Celsion Corporation (CLSN - Free Report) recently announced that the independent Data Monitoring Committee (DMC) completed its last intermediate review of the pivotal phase III HEAT study being conducted with ThermoDox for hepatocellular carcinoma (HCC).
The DMC, after its review, recommended that the HEAT study can be continued as per schedule. Top-line data from the study is expected shortly.
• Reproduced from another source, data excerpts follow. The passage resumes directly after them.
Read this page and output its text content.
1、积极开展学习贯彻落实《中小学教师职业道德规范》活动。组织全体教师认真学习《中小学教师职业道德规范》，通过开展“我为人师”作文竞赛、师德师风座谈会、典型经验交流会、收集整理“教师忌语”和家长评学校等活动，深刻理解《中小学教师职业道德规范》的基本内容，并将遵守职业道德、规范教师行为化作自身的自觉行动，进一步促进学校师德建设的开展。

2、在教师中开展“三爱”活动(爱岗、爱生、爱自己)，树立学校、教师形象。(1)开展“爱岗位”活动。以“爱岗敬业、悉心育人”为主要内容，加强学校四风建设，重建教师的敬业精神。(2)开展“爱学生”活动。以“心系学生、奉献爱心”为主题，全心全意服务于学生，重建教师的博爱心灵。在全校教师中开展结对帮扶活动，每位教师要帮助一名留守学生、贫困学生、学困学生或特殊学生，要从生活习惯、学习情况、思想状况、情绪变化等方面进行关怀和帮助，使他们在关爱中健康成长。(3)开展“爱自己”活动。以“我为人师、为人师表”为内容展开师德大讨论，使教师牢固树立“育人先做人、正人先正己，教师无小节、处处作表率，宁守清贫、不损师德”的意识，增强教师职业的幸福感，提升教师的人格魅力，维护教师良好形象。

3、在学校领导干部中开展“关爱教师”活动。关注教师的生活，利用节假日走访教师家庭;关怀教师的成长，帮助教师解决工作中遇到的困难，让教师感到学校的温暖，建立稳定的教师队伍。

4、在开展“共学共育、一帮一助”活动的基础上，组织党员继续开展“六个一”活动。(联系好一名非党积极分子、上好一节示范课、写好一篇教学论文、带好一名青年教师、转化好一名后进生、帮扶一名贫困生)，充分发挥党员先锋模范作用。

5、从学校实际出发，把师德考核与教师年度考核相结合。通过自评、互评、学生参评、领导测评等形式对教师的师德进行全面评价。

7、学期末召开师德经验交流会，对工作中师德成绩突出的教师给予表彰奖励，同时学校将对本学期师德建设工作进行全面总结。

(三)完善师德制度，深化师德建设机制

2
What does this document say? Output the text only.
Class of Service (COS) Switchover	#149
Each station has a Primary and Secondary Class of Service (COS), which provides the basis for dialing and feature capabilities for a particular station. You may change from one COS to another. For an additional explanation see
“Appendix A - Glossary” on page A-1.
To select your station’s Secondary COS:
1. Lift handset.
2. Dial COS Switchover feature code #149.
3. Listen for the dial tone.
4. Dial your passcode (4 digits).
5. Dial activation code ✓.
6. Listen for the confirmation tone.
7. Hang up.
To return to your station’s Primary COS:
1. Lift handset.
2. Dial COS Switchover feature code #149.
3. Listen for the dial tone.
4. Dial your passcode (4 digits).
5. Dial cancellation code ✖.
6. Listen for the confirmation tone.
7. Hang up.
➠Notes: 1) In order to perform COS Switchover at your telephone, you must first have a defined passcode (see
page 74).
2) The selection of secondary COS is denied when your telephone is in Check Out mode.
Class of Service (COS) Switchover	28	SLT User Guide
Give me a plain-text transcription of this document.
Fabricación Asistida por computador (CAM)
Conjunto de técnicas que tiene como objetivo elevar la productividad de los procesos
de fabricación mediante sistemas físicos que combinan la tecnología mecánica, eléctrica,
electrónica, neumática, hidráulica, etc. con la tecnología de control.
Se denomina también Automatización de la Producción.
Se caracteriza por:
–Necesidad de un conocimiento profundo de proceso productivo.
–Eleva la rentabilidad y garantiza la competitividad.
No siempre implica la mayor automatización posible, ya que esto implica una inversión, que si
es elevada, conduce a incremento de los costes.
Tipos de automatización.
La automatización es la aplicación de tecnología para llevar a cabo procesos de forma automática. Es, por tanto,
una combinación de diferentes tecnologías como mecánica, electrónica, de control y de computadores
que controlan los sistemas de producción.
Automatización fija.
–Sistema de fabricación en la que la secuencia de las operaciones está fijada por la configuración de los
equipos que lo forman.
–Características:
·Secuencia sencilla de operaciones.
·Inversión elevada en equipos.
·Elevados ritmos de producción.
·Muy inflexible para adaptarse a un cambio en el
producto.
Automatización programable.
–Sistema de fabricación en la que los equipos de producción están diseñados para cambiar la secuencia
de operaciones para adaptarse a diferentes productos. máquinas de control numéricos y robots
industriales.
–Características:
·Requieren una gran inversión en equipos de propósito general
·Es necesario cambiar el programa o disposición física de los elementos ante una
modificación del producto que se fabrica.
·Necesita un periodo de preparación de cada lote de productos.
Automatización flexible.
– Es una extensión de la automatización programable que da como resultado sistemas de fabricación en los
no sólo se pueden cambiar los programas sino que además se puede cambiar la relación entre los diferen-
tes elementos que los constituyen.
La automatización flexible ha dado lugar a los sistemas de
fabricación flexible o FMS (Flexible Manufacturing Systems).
The phase III HEAT study is evaluating ThermoDox in combination with radiofrequency ablation (RFA) for the treatment of HCC. The primary objective of the study is progression-free survival (PFS).
The study is conducted under the US Food and Drug Administration’s (FDA) Special Protocol Assessment (SPA). The study has received Fast Track Designation and was declared as priority trial for liver cancer by the National Institutes of Health.
In May this year, Celsion completed the enrollment process for the study. The independent DMC reviewed 701 enrolled patients in the trial. For unblinding and planned final analysis of the study, a total of 380 PFS events are required, which Celsion expects to achieve by year-end.
ThermoDox enjoys orphan drug designation both in the US and the EU. We remind investors that in December 2011, the European Medicines Agency (EMA) stated that Celsion can submit a marketing authorization application (MAA) on the basis of results from the HEAT study.
The HEAT study is being conducted in the US, Canada, Italy, China, Taiwan, Hong Kong, Korea, Thailand, Malaysia and the Philippines. Celsion is also looking for additional indications of the candidate including other tumors.
Currently, the HCC market has drugs like Bayer AG (BAYRY - Free Report) /Onyx Pharmaceuticals, Inc.’s Nexavar and Pfizer Inc.’s (PFE - Free Report) Sutent.
We currently have a Neutral recommendation on Celsion. The stock carries a Zacks #2 Rank (Buy rating) in the short run.